In the United States, the world’s largest economy, the most important source of funds for new businesses is a mortgage on the entrepreneur’s house, de Soto wrote in his book “The Mystery of Capital”. He says that secure property rights for world's poor could unlock trillions in 'dead capital'.
Unfortunately, Pakistan's land title system is among the most corrupt in the country. A patwari, the title for the official keeping land records, is among the most resourceful government officials in much of Pakistan. Patwaris have a well-deserved reputation for corruption. Legally protected and enforced property rights are the key source of the developed world’s prosperity, and the lack thereof is the reason why many nations remain mired in poverty, de Soto has argued.
Construction loans and mortgages at reasonable rates are essential for people to afford to build and own houses. Policies promoting discount loans and mortgages are the cornerstone of housing policies in the developed world.
|Typical Low Cost Home. Source: Dawn|
Other developed countries also support mortgage financing in similar ways to make housing affordable. Pakistan’s mortgage finance to Gross Domestic Product ratio is just 0.25%, among the lowest in the world. The average for South Asia 3.4%. It's much higher in developed nations. It is over 65% in the United States, 40% in France and 20% in Italy.
|Mortgage Debt to GDP Ratios in Developed Nation. Source: Urban Institute|
Land at Discount Rates:
Land is a significant part of the cost of housing, particularly in or around big cities where land is highly appreciated. The government can help reduce this cost by offering land at discount for affordable housing. There are news reports that Pakistan government has identified tracts of land to offer it to builders at discount rates for affordable housing.
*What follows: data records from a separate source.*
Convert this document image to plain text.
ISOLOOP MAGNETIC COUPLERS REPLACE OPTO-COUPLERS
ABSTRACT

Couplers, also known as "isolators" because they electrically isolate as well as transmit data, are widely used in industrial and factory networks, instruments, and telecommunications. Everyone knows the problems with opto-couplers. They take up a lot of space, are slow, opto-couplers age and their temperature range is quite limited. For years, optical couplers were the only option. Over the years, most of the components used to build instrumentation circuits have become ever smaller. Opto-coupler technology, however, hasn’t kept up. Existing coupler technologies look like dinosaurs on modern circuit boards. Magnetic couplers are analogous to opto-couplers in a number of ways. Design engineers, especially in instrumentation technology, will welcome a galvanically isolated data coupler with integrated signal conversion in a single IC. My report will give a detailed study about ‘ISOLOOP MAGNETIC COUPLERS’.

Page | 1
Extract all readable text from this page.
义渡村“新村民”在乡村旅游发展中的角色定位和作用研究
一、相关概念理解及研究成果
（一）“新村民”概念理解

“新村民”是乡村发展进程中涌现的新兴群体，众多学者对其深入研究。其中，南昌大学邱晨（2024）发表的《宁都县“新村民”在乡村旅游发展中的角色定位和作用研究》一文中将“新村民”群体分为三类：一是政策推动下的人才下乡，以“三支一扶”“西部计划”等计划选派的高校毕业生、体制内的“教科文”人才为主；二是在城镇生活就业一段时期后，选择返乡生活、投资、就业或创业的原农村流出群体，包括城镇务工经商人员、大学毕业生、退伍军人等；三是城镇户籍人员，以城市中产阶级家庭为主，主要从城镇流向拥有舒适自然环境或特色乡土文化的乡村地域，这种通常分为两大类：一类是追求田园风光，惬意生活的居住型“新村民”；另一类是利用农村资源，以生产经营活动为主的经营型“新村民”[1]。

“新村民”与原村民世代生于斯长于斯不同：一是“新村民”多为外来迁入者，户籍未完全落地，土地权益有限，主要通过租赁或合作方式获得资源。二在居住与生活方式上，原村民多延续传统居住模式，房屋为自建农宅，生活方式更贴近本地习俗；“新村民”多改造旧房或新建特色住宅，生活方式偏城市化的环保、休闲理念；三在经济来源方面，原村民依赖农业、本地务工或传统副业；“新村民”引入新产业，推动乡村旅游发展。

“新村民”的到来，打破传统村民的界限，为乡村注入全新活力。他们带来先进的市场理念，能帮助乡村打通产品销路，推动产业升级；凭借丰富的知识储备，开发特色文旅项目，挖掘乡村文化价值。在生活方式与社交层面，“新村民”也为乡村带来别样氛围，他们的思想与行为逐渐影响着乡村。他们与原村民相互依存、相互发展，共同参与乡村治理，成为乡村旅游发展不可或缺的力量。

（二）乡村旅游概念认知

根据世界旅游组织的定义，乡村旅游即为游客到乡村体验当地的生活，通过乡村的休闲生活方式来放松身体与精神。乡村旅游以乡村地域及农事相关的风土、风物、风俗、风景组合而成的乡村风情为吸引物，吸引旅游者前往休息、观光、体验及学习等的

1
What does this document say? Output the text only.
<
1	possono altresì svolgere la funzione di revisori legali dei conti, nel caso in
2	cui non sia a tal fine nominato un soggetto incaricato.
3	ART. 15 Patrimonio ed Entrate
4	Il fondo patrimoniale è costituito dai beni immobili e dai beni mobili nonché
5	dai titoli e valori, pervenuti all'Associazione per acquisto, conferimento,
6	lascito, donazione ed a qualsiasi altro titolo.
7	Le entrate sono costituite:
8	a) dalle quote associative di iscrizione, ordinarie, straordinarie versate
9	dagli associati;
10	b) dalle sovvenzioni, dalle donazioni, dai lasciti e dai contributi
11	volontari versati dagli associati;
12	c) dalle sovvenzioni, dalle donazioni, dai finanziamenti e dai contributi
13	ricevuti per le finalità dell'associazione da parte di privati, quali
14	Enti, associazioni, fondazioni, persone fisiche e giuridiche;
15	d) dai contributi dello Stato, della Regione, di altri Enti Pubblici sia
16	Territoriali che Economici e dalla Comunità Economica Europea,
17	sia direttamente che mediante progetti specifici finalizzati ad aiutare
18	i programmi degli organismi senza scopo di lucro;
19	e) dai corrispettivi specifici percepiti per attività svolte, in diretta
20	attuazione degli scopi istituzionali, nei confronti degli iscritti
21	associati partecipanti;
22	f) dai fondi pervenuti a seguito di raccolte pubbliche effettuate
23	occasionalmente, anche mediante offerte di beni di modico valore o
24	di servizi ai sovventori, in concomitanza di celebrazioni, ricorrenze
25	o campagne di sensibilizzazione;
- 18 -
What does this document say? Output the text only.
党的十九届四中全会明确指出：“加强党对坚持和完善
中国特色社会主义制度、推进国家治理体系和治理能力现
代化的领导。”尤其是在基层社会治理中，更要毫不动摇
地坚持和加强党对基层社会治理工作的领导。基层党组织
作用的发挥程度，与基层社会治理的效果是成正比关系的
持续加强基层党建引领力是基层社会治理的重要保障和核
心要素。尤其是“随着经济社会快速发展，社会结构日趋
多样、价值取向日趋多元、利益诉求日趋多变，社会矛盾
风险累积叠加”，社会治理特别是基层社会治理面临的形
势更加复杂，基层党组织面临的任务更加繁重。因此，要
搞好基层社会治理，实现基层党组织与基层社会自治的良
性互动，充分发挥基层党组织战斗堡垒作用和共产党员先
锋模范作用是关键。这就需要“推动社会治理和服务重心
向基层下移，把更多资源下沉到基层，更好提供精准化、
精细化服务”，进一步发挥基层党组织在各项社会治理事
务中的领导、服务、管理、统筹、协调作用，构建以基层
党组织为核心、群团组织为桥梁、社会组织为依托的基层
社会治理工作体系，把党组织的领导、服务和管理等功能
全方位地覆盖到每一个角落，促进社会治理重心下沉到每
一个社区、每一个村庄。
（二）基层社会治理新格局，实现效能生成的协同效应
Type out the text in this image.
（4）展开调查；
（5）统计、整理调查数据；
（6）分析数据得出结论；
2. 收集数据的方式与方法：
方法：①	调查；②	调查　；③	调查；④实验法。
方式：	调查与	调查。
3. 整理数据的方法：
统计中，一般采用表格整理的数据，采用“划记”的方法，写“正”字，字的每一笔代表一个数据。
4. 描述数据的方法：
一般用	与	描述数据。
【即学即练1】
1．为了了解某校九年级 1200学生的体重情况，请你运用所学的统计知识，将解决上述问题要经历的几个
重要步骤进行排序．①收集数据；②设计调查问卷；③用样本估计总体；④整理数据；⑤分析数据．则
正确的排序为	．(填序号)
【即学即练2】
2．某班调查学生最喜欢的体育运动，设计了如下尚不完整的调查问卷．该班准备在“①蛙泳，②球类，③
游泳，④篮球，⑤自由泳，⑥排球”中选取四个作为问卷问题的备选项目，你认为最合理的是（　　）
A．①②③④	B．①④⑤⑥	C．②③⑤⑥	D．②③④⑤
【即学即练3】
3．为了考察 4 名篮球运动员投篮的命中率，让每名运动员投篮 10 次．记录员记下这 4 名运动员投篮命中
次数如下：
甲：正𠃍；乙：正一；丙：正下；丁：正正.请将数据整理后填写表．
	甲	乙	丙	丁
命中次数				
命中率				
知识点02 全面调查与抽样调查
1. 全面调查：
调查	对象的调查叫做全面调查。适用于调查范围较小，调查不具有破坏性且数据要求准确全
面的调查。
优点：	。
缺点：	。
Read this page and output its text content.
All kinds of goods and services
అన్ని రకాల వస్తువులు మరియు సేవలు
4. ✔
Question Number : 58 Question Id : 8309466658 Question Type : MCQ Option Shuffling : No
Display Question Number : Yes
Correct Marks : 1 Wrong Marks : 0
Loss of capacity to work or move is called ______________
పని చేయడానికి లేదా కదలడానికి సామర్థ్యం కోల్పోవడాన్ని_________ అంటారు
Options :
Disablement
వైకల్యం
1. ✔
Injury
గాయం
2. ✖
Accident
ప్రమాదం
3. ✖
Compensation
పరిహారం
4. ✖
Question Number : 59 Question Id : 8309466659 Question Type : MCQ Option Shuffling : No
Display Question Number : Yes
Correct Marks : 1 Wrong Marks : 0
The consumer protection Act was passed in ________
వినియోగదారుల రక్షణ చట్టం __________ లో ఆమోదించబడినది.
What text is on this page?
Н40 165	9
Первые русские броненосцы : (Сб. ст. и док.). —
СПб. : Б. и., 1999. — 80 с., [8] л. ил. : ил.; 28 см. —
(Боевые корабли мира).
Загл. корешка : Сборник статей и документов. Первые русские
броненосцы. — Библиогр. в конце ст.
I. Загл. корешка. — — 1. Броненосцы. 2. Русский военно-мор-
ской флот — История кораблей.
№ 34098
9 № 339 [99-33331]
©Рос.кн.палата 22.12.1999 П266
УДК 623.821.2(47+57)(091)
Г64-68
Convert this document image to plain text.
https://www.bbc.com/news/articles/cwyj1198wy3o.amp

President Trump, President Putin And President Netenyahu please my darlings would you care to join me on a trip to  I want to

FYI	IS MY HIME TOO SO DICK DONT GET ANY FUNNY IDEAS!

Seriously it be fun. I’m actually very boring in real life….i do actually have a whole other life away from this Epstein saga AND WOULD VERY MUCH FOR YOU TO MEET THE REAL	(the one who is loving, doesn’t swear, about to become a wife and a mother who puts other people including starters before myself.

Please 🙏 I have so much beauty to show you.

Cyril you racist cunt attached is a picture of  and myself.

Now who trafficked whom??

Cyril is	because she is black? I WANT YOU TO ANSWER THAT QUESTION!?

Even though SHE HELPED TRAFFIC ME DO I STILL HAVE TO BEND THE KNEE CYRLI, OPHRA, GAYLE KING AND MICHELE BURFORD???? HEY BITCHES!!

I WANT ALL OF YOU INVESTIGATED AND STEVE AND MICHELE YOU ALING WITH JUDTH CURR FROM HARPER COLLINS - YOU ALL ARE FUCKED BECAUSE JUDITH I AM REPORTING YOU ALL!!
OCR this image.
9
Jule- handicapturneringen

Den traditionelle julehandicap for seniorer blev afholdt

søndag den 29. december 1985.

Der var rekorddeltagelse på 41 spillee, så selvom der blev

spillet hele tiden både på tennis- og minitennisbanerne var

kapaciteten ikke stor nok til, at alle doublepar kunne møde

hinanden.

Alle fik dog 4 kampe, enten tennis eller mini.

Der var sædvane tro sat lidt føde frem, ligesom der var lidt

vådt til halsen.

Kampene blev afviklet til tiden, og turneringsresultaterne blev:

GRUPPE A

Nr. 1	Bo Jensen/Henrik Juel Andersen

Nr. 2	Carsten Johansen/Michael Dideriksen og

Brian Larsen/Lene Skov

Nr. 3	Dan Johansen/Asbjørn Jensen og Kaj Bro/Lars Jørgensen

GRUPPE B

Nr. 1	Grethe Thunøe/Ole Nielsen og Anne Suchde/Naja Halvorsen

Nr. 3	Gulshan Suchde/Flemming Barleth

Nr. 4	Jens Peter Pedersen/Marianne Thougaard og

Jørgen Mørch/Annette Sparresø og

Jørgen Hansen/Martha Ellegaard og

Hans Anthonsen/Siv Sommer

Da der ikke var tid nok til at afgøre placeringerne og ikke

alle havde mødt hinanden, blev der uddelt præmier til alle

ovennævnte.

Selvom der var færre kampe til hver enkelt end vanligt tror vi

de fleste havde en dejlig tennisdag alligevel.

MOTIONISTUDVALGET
Naya Pakistan housing program offers Rs. 33 billion in direct subsidies for down payments for the first 100,000 applicants and requires the commercial banks to allocate 5% of their portfolio amounting to Rs330 billion for construction activities. Shariah compliant financing is also included in it. It will boost Pakistan’s mortgage finance to GDP ratio which is only 0.25%, among the lowest in the world, and lower than 3.4% for South Asia. New housing drives a large number of sectors of the economy from banking and building materials to construction and manufacturing of furniture and home appliances. These incentives are designed to stimulate the economy, boost employment and deal with the growing shortage of affordable housing in the country.